Aquí, tendido sin mirar y sin beber, después de haber mirado y haber bebido, esquiva la conversación del vigilante jurado que, armado en este paraíso sin guerras y sin enemigos a quienes derrotar, confiesa pecados menores sin trama y sin tensión narrativa. El hombre no dice nada, pero prefiere el silencio que este otro le niega. El vigilante jurado le ofrece un sorbo de whisky de una petaca vestida de cuero de vaca. El whisky es barato y le quema la garganta. “Joder, está caliente”, dice este hombre. Lo dice sin piedad y pide perdón. Agradece el gesto. Después mira al mar, que es lo que estaba haciendo. Mirar sin pensar. Nada más. Detener un momento la vida en mitad de un mundo que no entiende.
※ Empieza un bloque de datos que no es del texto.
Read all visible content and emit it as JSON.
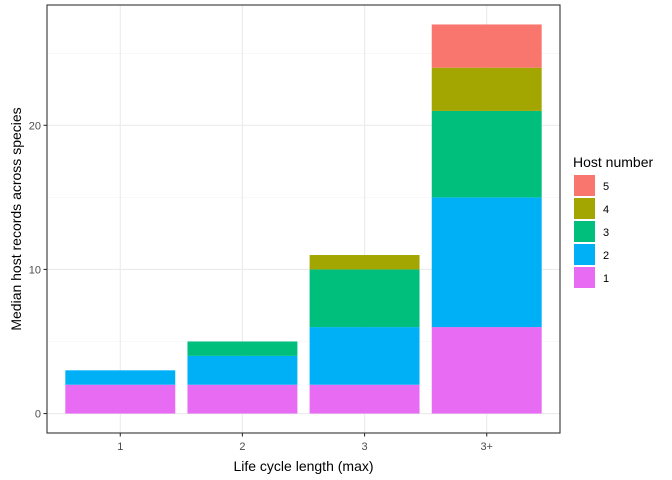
{
  "chart_data": {
    "type": "bar",
    "stacked": true,
    "categories": [
      "1",
      "2",
      "3",
      "3+"
    ],
    "series": [
      {
        "name": "1",
        "color": "#E76BF3",
        "values": [
          2,
          2,
          2,
          6
        ]
      },
      {
        "name": "2",
        "color": "#00B0F6",
        "values": [
          1,
          2,
          4,
          9
        ]
      },
      {
        "name": "3",
        "color": "#00BF7D",
        "values": [
          0,
          1,
          4,
          6
        ]
      },
      {
        "name": "4",
        "color": "#A3A500",
        "values": [
          0,
          0,
          1,
          3
        ]
      },
      {
        "name": "5",
        "color": "#F8766D",
        "values": [
          0,
          0,
          0,
          3
        ]
      }
    ],
    "xlabel": "Life cycle length (max)",
    "ylabel": "Median host records across species",
    "ylim": [
      -1.35,
      28.35
    ],
    "yticks": [
      0,
      10,
      20
    ],
    "ytick_labels": [
      "0",
      "10",
      "20"
    ],
    "grid": true,
    "theme": "bw",
    "legend": {
      "title": "Host number",
      "placement": "right",
      "order": [
        "5",
        "4",
        "3",
        "2",
        "1"
      ]
    }
  }
}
Es hora de acostarse tal vez, y de dormir, si lograra consolidar el sueño. Pero sabe que la noche es larga y está vacía. Sabe que en momentos como este la mirada se reduce a uno mismo, que ningún marinero o ningún turista ve más allá, porque no hay nada más allá ni nunca, porque todo se reduce a un espacio limitado pero de fronteras difusas y de peligros inocuos.

Este hombre, retrepado contra su propio cuerpo, mira al mar y observa cómo una mujer avanza hasta este sofá blanco de piel falsa. No sabe de dónde surge esta imagen real, ni cómo va llegando hasta acá. La mujer anda despacio, esquivando la arena fina de la playa. Trae un cansancio melancólico en las piernas y unos ojos claros, que él no ve y que horadan los contornos indescifrables de la oscuridad. Él observa a esta mujer que le ofrece la noche, aquí, retrepado contra los avatares inciertos que propicia el azar. Él no lo sabe, pero un punto de inflexión en su biografía modificará a partir de ahora un devenir que sospechaba baldío e irracional.